On 2025-11-06 14:20, Hugh E Cruickshank wrote:
From: Winston Sorfleet Sent: November 5, 2025 17:16
Hugh, I don't see xfsdump invoked at all, it should be going to your
LTO based on what I see and assuming that /dev/changer isn't some weird
link to something other than the scsi symbolic for the robot.  Do you
have something weird in your advanced.conf, dumptypes, or tapetypes?
Can you do a grep xfs in the directory?
Hi Winston:

The amcheckdump does not do a dump it only checks a previous amdump run.
We use it as sort of a verification step.
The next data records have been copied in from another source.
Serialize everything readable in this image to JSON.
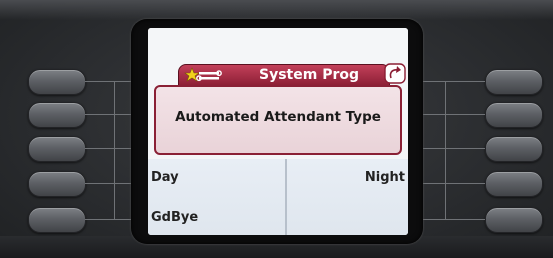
{
  "screen": {
    "title": "System Prog",
    "header": "Automated Attendant Type",
    "softkeys": {
      "left": [
        "Day",
        "GdBye"
      ],
      "right": [
        "Night"
      ]
    }
  },
  "icons": {
    "title_tab_icon": "star-wrench-icon",
    "back_icon": "back-arrow-icon"
  },
  "colors": {
    "accent": "#8b1e34",
    "screen_bg": "#f4f6f8",
    "softkey_bg": "#e3e9f0"
  }
}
Out backup scripts generally
look like:

     :
     /usr/sbin/amdump      WeeklySet1
     /usr/sbin/amcheckdump WeeklySet1

The amdump writes the tape and the amcheckdump reads & verifies the tape.
As per the man page:

   Amcheckdump verifies Amanda dump images by reading them from storage
   volume(s) and verifying that the images can be parsed by the
   appropriate application (if available). For example, a GNUTAR image
   is passed to GNU Tar for parsing, and any errors (e.g., corrupt or
   missing data) are noted.

At this point I am only assuming the amdump is writing a valid tape but I
do not know for sure. I am going to try to extract the images on the tape
and confirm that they have been written as xfsdump or tar format, as
appropriate. If there are xfsdump images then I will know amdump worked
correctly and amcheckdump did not. If there are no xfsdump images then I
will know amdump did not work correctly.